A influência da concepçção estóica foi verdadeiramente extraordinária, sobretudo no homem da época helenística e das imediatamente posteriores. Esta concepção uniu de maneira indissolúvel a filosofia e a religiosidade. A Stoa coloca o homem numa estrutura grandiosa e ensina-o a considerar-se como membro dessa grandiosa estrutura. Em primeiro lugar, vê-o sob uma perspectiva cósmica: o homem é uma parte do cosmos, que se encontra mais próximo da divindade. A sua alma é uma partícula viva, uma centelha divina. O conceito de humanidade é um conceito criado pela Stoa sobre as bases que oferecia o império de Alexandre, depois de ter ficado superada a antiga oposição entre Gregos e Bárbaros.[11]

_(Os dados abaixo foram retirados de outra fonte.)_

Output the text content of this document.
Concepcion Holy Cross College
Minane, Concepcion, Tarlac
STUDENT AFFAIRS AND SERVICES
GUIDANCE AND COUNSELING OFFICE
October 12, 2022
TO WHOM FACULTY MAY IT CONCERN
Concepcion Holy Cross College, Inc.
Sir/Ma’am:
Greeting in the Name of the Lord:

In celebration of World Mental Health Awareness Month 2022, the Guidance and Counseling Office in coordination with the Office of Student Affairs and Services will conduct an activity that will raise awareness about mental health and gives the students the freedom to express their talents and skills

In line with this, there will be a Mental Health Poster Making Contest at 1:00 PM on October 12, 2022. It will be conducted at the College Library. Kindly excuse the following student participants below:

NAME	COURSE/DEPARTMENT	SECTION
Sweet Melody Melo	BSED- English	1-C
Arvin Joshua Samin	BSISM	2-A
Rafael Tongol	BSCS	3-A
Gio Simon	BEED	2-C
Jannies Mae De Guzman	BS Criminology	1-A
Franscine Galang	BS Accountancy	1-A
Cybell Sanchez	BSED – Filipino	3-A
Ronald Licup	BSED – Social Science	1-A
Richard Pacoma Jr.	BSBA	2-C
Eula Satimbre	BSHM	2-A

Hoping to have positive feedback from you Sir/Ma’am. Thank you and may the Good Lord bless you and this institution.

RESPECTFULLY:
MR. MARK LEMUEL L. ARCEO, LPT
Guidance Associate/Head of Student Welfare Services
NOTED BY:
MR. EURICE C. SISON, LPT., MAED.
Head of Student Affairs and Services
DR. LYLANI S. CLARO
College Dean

Efectivamente, no mundo contemporâneo, que muitos consideram como «cosmopolita», ainda não se generalizou globalmente um pensamento filosófico-religioso que conceba e aceite as diversas religiões e filosofias do mundo como diferentes expressões culturais de um único princípio universal - o princípio a que Agostinho da Silva deu nome de Espírito Santo. As três grandes religiões adâmicas - judaísmo, cristianismo e islamismo - continuam, mesmo nos dias de hoje, envolvidas em infindáveis carnificinas e «culturicídios», justificados pelo dogma obstinado de que o seu deus é o único deus verdadeiro. A difusão de outras culturas no Ocidente contemporâneo, e em especial de culturas orientais, não é propriamente uma novidade e tem contribuído para o surgimento de uma consciência verdadeiramente cosmopolita. Não obstante, a cultura geral veiculada pelas escolas e universidades atribui um reduzidíssimo valor cognitivo a outras tradições culturais, tão ou mais antigas do que a ocidental; continua a ser prática corrente julgar as tradições do outro como cognitivamente inválidas a priori, ou seja, sem um conhecimento razoável sobre as mesmas. Não há dúvida de que a tese hegeliana – irremediavelmente condicionada pela mentalidade do século XIX – segundo a qual os gregos teriam eliminado tudo o que fosse estranho à sua própria cultura, se encontra subjacente a esta mentalidade limitada que, em comparação com o universo helenístico, não pode deixar de ser considerada como provinciana. Para além de sabermos que a «pátria do Ocidente» pensada por Hegel, a pequena pólis dos séculos V e IV a.C., não surgiu, como que por milagre, isoladamente em relação à complexíssima rede de relações e intercâmbios culturais do mundo antigo, essa mesma «pátria» tornou-se, nos séculos sucessivos, numa gigantesca cosmópolis em que sábios oriundos de toda a ecúmena helenística, que se estendia até ao vale do Indo, reuniram diferentes tradições sapienciais sob o signo da cultura greco-egípcia, a qual se expressava em língua grega. Mais uma vez, embora as nossas instituições de ensino continuem, ainda hoje, a habituarmo-nos a preconceber o helenismo como um período decadente da cultura clássica (sendo muitas vezes estudado, por essa mesma razão, à pressa e «por alto») foi precisamente nessa época que se deu um espectacular e inédito desenvolvimento cultural.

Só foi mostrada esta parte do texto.